This Instant Pot Baby Potatoes Recipe results in a supremely flavorful, tender potato dish. You’ll have saucy, garlicky, potatoes with just 10 minutes of cook time.

instant pot baby potatoes in a bowl
Instant Pot Baby Potatoes are absolutely tender, flavorful, and so easy.

Instant Pot Baby Potatoes

Our three boys didn’t eat potatoes unless it was in the form of french fries or tater tots. I decided to make Instant Pot Baby Potatoes mostly because I impulsively threw a bag of baby potatoes into the cart while shopping on an empty stomach. I decided to make garlicky baby potatoes just for Hubby and myself, fully expecting the kids to decline. However, after one bite, all the boys experienced a sudden conversion into potato eaters.

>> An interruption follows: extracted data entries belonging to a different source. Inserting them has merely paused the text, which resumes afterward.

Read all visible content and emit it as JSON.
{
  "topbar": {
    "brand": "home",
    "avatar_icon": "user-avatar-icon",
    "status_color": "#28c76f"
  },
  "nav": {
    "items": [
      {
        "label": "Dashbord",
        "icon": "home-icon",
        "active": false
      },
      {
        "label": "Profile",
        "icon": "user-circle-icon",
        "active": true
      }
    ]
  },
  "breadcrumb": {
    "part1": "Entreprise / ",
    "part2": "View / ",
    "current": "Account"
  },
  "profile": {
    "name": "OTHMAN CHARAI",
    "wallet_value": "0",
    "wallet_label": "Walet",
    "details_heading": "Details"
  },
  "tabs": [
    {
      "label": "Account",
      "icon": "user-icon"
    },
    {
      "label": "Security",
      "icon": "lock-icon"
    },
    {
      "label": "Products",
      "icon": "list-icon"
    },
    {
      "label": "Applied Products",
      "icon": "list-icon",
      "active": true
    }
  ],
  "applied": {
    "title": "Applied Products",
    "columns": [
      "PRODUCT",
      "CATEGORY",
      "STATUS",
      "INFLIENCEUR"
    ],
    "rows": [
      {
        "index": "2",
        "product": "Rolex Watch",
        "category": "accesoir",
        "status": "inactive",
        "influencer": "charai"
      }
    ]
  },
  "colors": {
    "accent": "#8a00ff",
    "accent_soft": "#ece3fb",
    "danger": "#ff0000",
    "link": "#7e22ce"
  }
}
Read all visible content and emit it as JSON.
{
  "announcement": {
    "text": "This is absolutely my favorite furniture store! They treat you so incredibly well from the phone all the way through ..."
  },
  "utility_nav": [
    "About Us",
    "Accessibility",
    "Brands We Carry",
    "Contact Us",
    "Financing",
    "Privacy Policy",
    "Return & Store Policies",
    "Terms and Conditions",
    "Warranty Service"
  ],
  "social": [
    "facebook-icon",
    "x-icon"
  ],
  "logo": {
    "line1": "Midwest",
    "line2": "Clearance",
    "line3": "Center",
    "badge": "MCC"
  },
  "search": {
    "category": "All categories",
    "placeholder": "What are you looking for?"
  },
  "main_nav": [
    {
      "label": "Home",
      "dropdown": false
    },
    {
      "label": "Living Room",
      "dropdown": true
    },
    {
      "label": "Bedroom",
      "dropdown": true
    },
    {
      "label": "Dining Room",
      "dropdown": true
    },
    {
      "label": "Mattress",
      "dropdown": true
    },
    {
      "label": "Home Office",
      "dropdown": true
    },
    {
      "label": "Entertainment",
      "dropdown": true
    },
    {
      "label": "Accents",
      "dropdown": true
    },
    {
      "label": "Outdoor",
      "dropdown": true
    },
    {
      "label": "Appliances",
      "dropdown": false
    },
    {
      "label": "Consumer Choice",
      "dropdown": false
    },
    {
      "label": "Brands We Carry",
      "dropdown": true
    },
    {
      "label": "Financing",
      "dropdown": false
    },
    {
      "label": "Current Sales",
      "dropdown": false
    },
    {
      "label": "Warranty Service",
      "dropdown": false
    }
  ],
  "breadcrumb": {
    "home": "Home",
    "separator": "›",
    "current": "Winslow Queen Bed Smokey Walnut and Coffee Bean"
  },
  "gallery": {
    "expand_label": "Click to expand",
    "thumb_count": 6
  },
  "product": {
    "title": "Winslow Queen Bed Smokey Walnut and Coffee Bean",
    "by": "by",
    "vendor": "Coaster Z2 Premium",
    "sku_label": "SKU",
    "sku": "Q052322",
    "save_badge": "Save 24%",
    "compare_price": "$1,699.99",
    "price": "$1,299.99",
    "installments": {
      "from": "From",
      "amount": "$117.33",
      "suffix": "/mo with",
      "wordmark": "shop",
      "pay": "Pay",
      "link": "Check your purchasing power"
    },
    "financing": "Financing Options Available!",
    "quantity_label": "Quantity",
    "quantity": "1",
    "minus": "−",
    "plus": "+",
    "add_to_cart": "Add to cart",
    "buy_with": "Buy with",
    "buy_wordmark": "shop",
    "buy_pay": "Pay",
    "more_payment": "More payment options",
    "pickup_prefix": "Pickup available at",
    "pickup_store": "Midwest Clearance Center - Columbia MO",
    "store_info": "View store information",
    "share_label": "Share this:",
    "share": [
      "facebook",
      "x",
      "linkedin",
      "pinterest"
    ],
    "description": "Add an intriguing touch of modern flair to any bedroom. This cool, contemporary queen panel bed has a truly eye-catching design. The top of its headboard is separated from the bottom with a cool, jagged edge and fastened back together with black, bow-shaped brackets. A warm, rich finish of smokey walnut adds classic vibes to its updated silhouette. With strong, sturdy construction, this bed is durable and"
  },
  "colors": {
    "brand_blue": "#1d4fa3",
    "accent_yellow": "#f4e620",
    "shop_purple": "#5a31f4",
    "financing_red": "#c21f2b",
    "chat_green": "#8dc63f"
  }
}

I don’t know if the unforeseen rise of potatoes into Devour Status is due to young peoples’ ever changing taste buds or due to the deliciousness of these Instant Pot baby potatoes, but who cares? All I know is I’ve made this potato recipe 3 times this past week.

What You’ll Love
About INstant Pot Potatoes

  • They’re tender and full of flavor.
  • They require only 10 ingredients or less.
  • They’re ridiculously easy to make.
  • Baby potatoes don’t need to be peeled.
  • You don’t need to heat up an entire oven.
  • It’s an affordable, simple side dish that pairs well with everything from roasted chicken to garlic steak.
instant pot baby potatoes on a sheet pan
Grab 2 pounds of fresh baby potatoes

Pantry Staples: Basic Ingredients

  • 2 lbs Baby Potatoes: You’ll want fresh baby potatoes, about 1.5 inches each. That makes for a super fast spin in the Instant Pot, with even tenderness throughout each potato.
  • Dry Seasonings: We use Italian seasoning, onion powder, garlic powder, and paprika in the mix. A generous sprinkling of kosher salt and pepper are needed, as potatoes love to soak up the seasonings.
  • Olive Oil and Butter: The butter provides delicious flavor, while a bit of olive oil replaces some of the butter for a lighter dish.
  • Chicken Broth: A bit of broth provides just enough liquid to cook the potatoes to tender perfection, without the potatoes drying out.
instant pot potatoes recipe, instant pot baby potatoes
Italian seasoning, paprika, garlic powder, and onion powder create the perfect flavor profile.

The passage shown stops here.